Wexford is a hub town on the National Development Plan. Wexford has a grown up fiber-optic MAN that is, at present, woefully underutilised. What could be done to improve things to bring top notch fibre speeds to the door (or the last mile) and open up the use of the MAN to people who are just outside its loop?
The map of the Wexford MAN can be found on the e-net.ie website. On the eastern side of the Slaney it terminates in an industrial estate (with lots of relatively tall buildings) in Knottown, Ardcavan (follow the blue line out). There are not that many houses out this part of the road as most of the land is agricultural or industrial uses.
About a 3kms (approx 1.8 miles) north of Ardcavan is Castlebridge, which is a very rapidly growing village unserved by fixed line broadband and patchily served by FWA providers.

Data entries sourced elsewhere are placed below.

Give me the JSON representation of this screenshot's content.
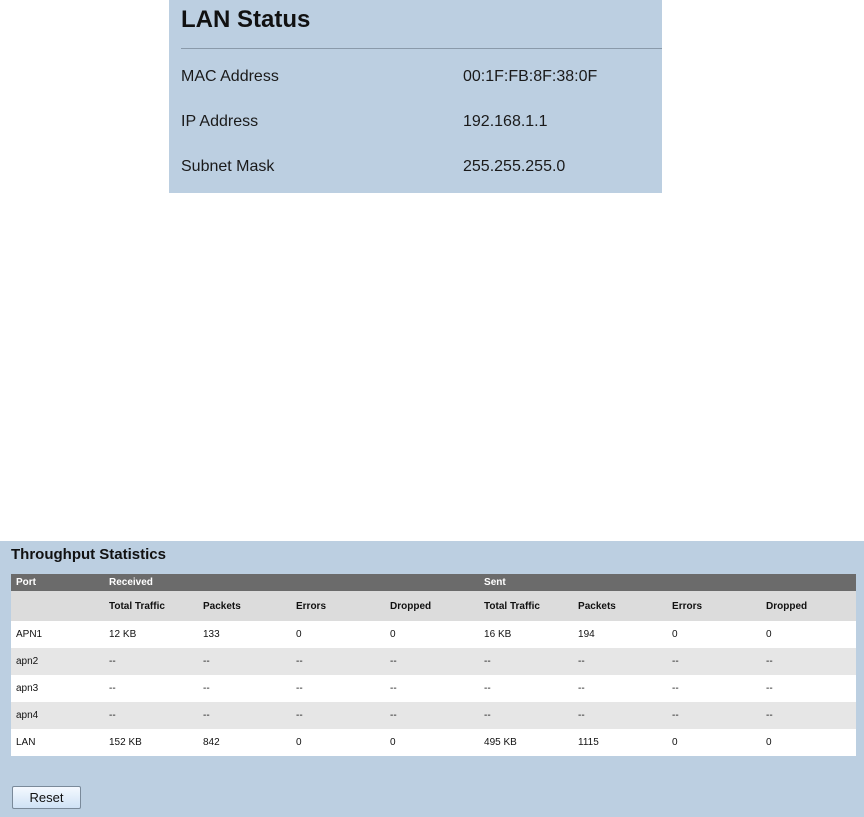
{
  "lan_status": {
    "title": "LAN Status",
    "rows": [
      {
        "label": "MAC Address",
        "value": "00:1F:FB:8F:38:0F"
      },
      {
        "label": "IP Address",
        "value": "192.168.1.1"
      },
      {
        "label": "Subnet Mask",
        "value": "255.255.255.0"
      }
    ]
  },
  "throughput": {
    "title": "Throughput Statistics",
    "header_top": {
      "port": "Port",
      "received": "Received",
      "sent": "Sent"
    },
    "subheaders": [
      "Total Traffic",
      "Packets",
      "Errors",
      "Dropped",
      "Total Traffic",
      "Packets",
      "Errors",
      "Dropped"
    ],
    "rows": [
      [
        "APN1",
        "12 KB",
        "133",
        "0",
        "0",
        "16 KB",
        "194",
        "0",
        "0"
      ],
      [
        "apn2",
        "--",
        "--",
        "--",
        "--",
        "--",
        "--",
        "--",
        "--"
      ],
      [
        "apn3",
        "--",
        "--",
        "--",
        "--",
        "--",
        "--",
        "--",
        "--"
      ],
      [
        "apn4",
        "--",
        "--",
        "--",
        "--",
        "--",
        "--",
        "--",
        "--"
      ],
      [
        "LAN",
        "152 KB",
        "842",
        "0",
        "0",
        "495 KB",
        "1115",
        "0",
        "0"
      ]
    ],
    "reset_label": "Reset"
  }
}
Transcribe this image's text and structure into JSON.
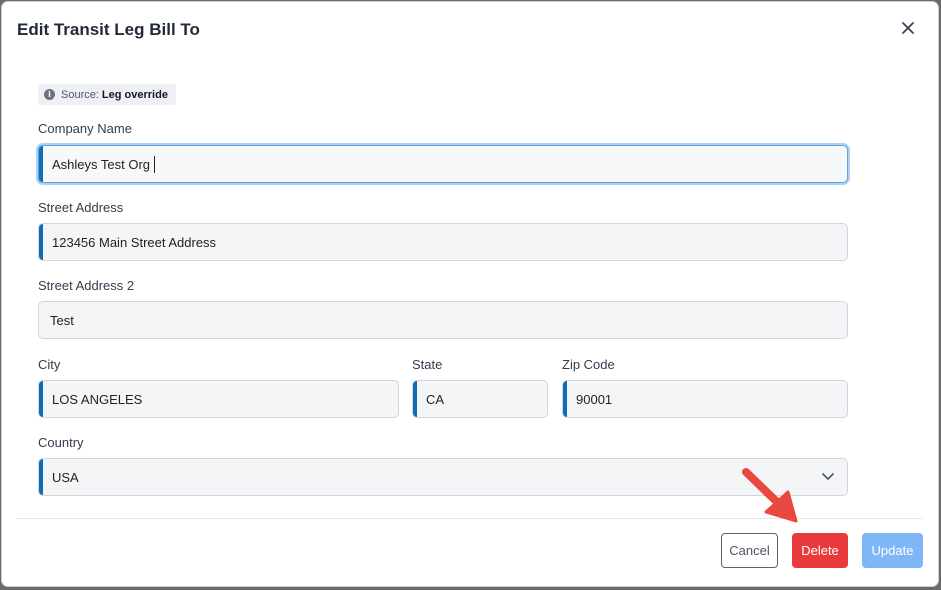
{
  "modal": {
    "title": "Edit Transit Leg Bill To",
    "source_prefix": "Source:",
    "source_value": "Leg override"
  },
  "fields": {
    "company_name": {
      "label": "Company Name",
      "value": "Ashleys Test Org"
    },
    "street_address": {
      "label": "Street Address",
      "value": "123456 Main Street Address"
    },
    "street_address_2": {
      "label": "Street Address 2",
      "value": "Test"
    },
    "city": {
      "label": "City",
      "value": "LOS ANGELES"
    },
    "state": {
      "label": "State",
      "value": "CA"
    },
    "zip": {
      "label": "Zip Code",
      "value": "90001"
    },
    "country": {
      "label": "Country",
      "value": "USA"
    }
  },
  "buttons": {
    "cancel": "Cancel",
    "delete": "Delete",
    "update": "Update"
  },
  "colors": {
    "accent": "#0f6cb6",
    "delete": "#e83a3d",
    "update": "#7fb6f5",
    "annotation_arrow": "#e8483f"
  },
  "icons": {
    "close": "close-icon",
    "info": "info-icon",
    "dropdown": "chevron-down-icon",
    "annotation": "red-arrow-annotation"
  }
}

Might the use of technology like this support the extension of that leg of the MAN out to Castlebridge and surrounding areas with a massive increase in available bandwidth for customers in those areas, with reduced attenuation due to distance etc. as instead of having to pick up anntenae in Rosslare or in Wexford town? The industrial estate where the MAN terminates is at the high point of a shallow hill (not that shallow on the bicycle though) and a reasonably tall mast on one of those buildings (such as the one that the Dept of the Environment are using and which Wexford VEC also use) would provide possible base for such a piece of infrastructure. ComReg recently approved the roll out of this type of technology.
Would this not help convert the Wexford MAN from a virtual white elephant investment (which the Mayor of Wexford has previously complained about the cost of connection to) into something that actually could help make Wexford a ‘knowledge economy hub? Personally, if I could get even 5MB at a reasonable price I would be happy to reduce my commuting and work from home (hey, Minister Ryan… see how broadband can help reduce our carbon emissions? Have you joined those dots yet? Particularly as your colleague Micheal Martin is telling the world how much in demand our skills at hoiking bb into remote areas is.). If the marketing blurb is to be believed, this service would provide a 99.99% availability connecting Castlebridge to the MAN for backhaul. 99.99% availability for >1mb broadband on this platform versus 0% availability for >1mb broadband currently.
Or have I (as usual) missed something obvious with either the technology or the politics.?
Perhaps the solution to our broadband joke is the punchline to another joke…
English archaeologists have dug down in Surrey and found long strands of copper bound together in pairs. This has lead them to deduce that the primitive Britons had an advanced copper based DSL network with speeds of up to 12mb. French archaeologists, not to be out done, have dug down and found long strands of glass laid in leather bindings. This has led them to deduce that the ancient Gauls had fiber to the hut and speeds in excess of 20mb.
A team of archaeologists from UCD have also done excavations in the South East of Ireland and found absolutely nothing. The only conclusion they can draw from this is that the ancient Celts had a highly advanced totally wireless broadband network with speeds of up to 1GB to the hut.